Other economists who testified at the hearing yesterday agreed that unmitigated global warming could also have serious economic effects for farmers.

"Studies have tended to underemphasize the costs of adaptation and of severe climate events," said John Antle, professor of economics at Montana State University. "We need to think more carefully about where we are headed in the future."

"The potential yield decreases of doing nothing are extreme," said Richard Pottorff, chief economist of Doane Advisory Services. "We need to take some action, but what we do is the question."

Get on board

Most farm groups have been hesitant to support U.S. cap-and-trade efforts because of concern about how such a plan could raise energy and fertilizer prices.

The American Farm Bureau has launched a campaign against U.S. emission curbs and many commodity groups have either decried climate legislation or taken a neutral stance. The left-leaning National Farmers Union is one of the few large farm groups advocating for climate change legislation.

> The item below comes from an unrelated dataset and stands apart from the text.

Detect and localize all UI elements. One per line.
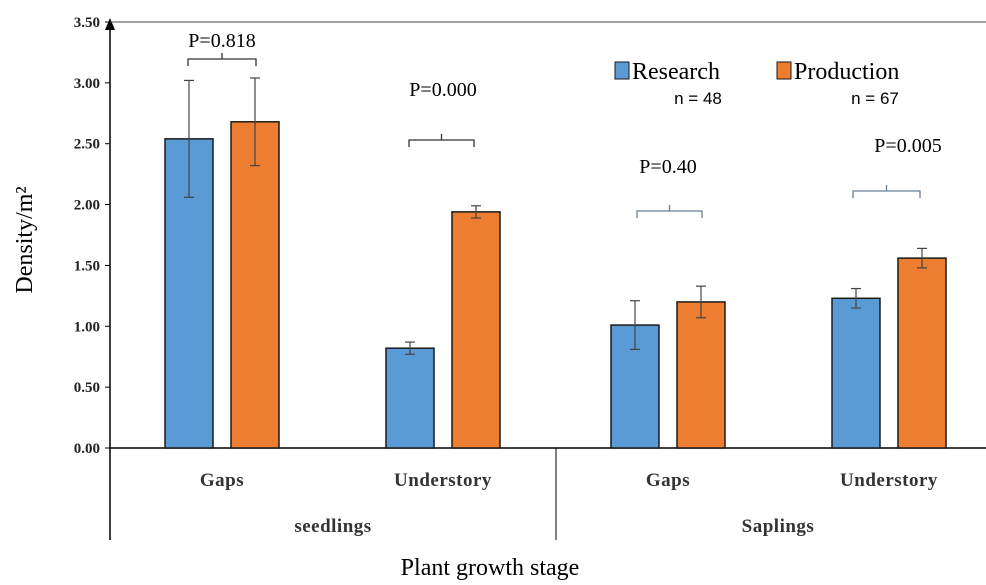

Vilsack urged farm groups to change their stance, saying global warming could be devastating for agriculture. "It is important for us to recognize no action is not a good option," he said.

Vilsack predicted farmers would embrace cap and trade as they see the advantages from a carbon sequestration market.

"Farmers were reluctant when fertilizer was first proposed ... or seed technology ... but they embraced the technology, and the result is agriculture production that is the envy of the world," Vilsack said. "I understand the concern in farm country, but if this is done properly, it is going to ultimately, in the long term, the short term and the medium term, it is going to be a benefit to farmers."